Homeowners who break a closed mortgage before maturity will often make a pre-payment before the mortgage is discharged.
The idea is to reduce the mortgage balance and thereby pay less of a pre-payment penalty.
It’s a great idea if you have the funds to do it. Remember, however, that lenders have different policies on how close to the payout date you can make a pre-payment.
Some lenders, for example, won’t allow pre-payments to be made within 30 days of the date of discharge (the date you pay off your mortgage in full).
Therefore, if you plan to pre-pay a portion of your mortgage to reduce your penalty, remember to do two things:
- Ask your lender how close to your payout date you can make a pre-payment and still have that payment count towards reducing your penalty. (Allow several days regardless. You don’t want to cut it too close.)
- Make the pre-payment and then confirm that your lender has applied it to your account before your lawyer requests the payout statement. Otherwise, your pre-payment might not reduce your balance for the purposes of penalty calculation.
Last modified: April 26, 2014
I have a fully open variable mortgage (Prime-95bp) and I’m considering moving up to a house (& a bigger mortgage) which means I will have to give up my current mortgage and get a new one unless CIBC will extend it…
As a rule what is the minimum pre-payment allowed on Closed mortgages with the maximum discount of the posted rates? Is it the same for fixed and variable rate mortgages?
Thanks
Rob can explain this bettter to you. Usually for Fixed rate – closed mortgage there is no prepayment option other than selling the house. For Fixed rate partially open – the prepayment penalty is usually IRD for the remaining term. All banks have their own ways to calculate that. For variable rate it is usually 3 months Interest.
Might be able to transfer the mortgage onto the new property for the same amount. But the additional new money will come at the current rate offering.
Though perhaps given that it is a fully open this may not apply.
Interesting, would be a shame to lose that rate.
-Ravi Shanghavi, Ottawa
I have found a way to get around from an IRD penalty and only have a 3 month interest penalty….

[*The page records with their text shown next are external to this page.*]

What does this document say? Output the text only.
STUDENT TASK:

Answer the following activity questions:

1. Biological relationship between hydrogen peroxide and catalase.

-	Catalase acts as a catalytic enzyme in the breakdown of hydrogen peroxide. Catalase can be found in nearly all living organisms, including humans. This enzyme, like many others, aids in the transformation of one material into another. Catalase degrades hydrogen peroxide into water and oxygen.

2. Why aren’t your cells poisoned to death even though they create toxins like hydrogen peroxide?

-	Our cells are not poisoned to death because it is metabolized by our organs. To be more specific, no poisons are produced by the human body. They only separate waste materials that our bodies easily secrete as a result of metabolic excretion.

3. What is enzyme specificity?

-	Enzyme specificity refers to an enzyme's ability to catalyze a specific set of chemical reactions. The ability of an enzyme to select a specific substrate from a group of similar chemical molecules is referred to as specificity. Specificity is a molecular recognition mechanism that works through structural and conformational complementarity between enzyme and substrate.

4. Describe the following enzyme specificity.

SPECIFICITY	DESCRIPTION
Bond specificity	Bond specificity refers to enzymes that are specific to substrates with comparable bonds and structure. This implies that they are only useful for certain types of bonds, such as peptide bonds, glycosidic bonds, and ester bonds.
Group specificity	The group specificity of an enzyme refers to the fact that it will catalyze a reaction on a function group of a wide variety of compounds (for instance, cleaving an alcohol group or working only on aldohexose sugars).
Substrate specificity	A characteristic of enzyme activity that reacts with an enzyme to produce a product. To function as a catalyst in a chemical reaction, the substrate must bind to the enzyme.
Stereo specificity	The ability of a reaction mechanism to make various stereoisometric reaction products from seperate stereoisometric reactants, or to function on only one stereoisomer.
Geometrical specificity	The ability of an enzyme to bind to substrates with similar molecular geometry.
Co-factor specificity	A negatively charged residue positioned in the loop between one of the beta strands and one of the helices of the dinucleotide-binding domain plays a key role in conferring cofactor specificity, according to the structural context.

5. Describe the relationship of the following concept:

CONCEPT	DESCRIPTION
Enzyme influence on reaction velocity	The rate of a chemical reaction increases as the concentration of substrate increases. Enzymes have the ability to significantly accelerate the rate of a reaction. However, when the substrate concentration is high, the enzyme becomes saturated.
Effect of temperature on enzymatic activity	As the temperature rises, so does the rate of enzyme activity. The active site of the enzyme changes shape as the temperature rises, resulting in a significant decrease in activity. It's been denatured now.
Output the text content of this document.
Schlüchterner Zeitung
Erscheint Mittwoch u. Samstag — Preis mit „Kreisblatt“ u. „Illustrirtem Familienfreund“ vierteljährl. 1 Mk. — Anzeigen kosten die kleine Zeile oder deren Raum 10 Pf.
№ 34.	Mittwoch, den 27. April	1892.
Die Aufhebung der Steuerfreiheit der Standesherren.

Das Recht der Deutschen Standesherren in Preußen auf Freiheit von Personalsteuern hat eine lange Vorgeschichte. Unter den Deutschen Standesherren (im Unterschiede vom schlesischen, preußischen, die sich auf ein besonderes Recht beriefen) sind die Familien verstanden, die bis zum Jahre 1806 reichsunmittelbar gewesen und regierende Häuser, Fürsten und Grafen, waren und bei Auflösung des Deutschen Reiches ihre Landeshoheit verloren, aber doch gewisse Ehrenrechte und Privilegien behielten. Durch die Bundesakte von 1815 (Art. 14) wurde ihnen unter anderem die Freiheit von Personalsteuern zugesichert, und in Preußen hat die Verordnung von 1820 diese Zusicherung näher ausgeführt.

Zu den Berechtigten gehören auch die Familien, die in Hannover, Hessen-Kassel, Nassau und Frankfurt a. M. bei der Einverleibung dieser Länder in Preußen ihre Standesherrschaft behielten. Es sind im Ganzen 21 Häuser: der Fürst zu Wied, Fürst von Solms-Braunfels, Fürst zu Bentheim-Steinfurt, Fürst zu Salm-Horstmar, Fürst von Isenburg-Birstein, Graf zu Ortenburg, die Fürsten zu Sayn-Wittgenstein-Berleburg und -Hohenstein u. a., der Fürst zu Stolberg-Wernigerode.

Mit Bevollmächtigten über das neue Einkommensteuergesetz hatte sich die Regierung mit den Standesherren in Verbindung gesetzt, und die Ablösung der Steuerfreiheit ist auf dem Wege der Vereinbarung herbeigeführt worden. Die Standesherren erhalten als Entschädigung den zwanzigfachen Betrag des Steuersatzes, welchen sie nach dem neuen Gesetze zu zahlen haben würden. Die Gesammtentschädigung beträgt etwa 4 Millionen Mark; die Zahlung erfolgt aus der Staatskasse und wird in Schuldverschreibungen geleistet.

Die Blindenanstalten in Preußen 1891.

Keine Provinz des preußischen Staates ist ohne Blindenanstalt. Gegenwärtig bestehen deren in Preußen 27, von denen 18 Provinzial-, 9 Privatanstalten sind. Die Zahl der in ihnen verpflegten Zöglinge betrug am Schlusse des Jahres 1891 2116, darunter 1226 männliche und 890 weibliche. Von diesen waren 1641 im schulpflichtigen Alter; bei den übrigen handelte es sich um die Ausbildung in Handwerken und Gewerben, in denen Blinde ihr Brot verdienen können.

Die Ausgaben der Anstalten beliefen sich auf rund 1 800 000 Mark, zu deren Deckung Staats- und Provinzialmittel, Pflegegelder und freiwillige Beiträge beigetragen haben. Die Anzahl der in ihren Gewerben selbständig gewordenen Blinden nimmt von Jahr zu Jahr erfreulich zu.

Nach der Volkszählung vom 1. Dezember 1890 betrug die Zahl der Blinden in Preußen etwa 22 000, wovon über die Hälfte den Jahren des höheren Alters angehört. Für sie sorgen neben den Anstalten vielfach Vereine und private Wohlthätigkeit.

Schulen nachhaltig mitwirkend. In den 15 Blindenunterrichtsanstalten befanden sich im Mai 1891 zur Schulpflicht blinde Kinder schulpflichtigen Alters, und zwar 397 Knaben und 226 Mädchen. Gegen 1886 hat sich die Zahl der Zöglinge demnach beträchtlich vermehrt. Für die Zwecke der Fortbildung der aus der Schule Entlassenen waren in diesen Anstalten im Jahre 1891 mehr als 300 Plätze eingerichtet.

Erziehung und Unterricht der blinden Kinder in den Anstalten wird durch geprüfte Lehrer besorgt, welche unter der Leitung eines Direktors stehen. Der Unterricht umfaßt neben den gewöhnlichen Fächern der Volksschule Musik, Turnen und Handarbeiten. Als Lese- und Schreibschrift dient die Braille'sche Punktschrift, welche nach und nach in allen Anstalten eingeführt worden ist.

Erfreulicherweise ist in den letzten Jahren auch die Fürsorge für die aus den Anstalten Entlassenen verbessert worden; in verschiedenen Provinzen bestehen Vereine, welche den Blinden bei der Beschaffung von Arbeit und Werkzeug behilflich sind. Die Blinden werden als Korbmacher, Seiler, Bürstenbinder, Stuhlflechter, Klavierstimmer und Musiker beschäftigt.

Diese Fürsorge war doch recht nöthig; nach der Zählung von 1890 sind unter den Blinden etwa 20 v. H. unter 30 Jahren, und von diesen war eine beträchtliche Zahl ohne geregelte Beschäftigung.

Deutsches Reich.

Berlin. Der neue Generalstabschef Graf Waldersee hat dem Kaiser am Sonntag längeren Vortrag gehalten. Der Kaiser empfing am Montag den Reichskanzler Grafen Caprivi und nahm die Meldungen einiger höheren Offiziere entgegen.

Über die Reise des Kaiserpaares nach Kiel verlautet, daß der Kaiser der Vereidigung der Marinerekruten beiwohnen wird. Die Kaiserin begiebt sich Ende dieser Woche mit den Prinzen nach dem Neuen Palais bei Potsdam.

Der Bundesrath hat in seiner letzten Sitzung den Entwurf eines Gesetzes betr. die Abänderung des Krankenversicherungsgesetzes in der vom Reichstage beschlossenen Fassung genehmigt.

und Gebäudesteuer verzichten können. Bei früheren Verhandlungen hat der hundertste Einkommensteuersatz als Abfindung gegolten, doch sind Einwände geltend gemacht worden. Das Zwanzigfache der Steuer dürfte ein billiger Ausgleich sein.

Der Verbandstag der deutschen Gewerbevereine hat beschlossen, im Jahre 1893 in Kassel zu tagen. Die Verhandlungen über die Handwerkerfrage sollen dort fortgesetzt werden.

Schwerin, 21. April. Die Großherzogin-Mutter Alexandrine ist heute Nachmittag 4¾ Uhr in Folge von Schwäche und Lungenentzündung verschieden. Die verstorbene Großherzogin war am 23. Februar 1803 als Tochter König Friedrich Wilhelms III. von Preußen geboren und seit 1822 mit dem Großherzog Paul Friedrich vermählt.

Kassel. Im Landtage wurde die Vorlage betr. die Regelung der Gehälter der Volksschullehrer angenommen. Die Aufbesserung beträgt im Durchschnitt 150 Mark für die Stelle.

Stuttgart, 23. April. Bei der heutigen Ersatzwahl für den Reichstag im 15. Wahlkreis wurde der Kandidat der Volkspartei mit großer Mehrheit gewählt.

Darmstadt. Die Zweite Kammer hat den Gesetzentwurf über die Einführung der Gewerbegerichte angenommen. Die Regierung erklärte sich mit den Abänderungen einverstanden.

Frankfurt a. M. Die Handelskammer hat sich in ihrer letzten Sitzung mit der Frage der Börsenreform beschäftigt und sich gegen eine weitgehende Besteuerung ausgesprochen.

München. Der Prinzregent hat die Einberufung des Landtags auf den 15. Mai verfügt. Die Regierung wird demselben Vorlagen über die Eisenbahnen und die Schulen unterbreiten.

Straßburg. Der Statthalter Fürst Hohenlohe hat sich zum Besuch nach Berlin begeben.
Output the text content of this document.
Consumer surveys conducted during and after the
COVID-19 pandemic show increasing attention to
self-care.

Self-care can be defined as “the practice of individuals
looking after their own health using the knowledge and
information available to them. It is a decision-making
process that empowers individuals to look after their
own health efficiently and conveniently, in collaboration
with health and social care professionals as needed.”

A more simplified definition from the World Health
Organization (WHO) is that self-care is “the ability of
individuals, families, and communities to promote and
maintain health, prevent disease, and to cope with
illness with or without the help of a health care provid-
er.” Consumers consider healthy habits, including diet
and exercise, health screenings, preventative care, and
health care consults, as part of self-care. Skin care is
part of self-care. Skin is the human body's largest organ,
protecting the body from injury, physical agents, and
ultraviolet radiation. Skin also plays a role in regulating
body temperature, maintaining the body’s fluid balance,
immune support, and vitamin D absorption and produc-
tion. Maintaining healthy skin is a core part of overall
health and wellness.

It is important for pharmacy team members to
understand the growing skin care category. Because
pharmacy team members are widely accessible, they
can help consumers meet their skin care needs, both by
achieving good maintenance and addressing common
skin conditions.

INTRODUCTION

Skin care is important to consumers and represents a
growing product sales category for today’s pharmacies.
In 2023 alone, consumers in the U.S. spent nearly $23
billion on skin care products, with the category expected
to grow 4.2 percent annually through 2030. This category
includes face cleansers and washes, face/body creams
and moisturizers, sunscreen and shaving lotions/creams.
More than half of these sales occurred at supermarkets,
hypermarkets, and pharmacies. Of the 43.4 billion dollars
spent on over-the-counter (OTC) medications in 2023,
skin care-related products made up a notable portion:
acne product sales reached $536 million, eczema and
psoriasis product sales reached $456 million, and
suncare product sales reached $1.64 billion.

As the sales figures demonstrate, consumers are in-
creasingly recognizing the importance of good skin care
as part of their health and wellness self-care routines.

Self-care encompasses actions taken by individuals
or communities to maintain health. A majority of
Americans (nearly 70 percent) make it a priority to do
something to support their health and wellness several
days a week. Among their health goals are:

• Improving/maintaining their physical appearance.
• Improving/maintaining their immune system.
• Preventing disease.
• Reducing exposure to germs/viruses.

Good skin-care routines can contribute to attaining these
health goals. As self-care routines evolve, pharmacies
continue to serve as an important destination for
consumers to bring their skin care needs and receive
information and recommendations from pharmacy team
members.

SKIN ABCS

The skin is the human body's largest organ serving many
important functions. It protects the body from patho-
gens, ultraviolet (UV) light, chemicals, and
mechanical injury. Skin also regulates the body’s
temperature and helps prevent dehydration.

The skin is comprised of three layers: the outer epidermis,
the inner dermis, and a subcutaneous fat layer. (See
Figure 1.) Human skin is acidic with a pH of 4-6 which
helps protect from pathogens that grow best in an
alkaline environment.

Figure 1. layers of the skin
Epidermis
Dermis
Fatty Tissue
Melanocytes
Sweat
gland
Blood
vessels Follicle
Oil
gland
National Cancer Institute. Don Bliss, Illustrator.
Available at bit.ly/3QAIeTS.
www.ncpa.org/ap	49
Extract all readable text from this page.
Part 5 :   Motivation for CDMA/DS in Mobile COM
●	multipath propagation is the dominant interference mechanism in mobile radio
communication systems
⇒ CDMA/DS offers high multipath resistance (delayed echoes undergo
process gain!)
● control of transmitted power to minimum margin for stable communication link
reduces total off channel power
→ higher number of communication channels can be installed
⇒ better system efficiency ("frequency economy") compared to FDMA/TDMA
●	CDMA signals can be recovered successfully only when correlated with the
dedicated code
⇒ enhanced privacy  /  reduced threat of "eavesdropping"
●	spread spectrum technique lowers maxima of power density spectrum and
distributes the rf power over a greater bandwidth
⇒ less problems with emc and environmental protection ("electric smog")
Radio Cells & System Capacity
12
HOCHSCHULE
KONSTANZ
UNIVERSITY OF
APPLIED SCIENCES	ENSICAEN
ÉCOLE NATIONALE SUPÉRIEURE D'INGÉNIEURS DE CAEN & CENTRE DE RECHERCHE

Sure you have, but I will bite. How?
so your saying that if a applicant has a fixed 10 yr at 5.75 with 5 yrs remaining you can get around the IRD??, IRD in this example is about $15K , sorry man without blending/extending your are incorrect….
Hi JFK,
In your example, yes, the penalty would be three months interest.
https://canadianmortgagetrends.com/canadian_mortgage_trends/interest-rate-differential-ird.html
yes I can.
without some further explaintion how this is done, sorry dont believe you, worked for the bank for over 10yrs….
CIBC should be able to port your rate of prime – 95bps. Unfortunately if you’re adding more money it will probably be at CIBC’s new open rate of prime + 80bps.
You’re better off rolling the whole thing into a new prime + 60bps closed variable.
I didn’t understand your other question about the minimum allowable pre-payment. Sorry.
Thanks Diane.
The 2nd question is how much lump sum payment is allowed without incurring a penalty on closed mortgages
Hi Takloo,
I’ll jump in here. Lump-sum prepayments range from 0-25% annually, depending on the lender and product.
The average is roughly 15%, with the big banks ranging from 10-20%.
Cheers,
Rob
Good advice. It is unbelievably frusterating when you prepay your mortgage and your payout penalty has not reduced since the prepayment was not applied to the balance. Then (if you’re trying to buy another house) you might not have enough for a down payment!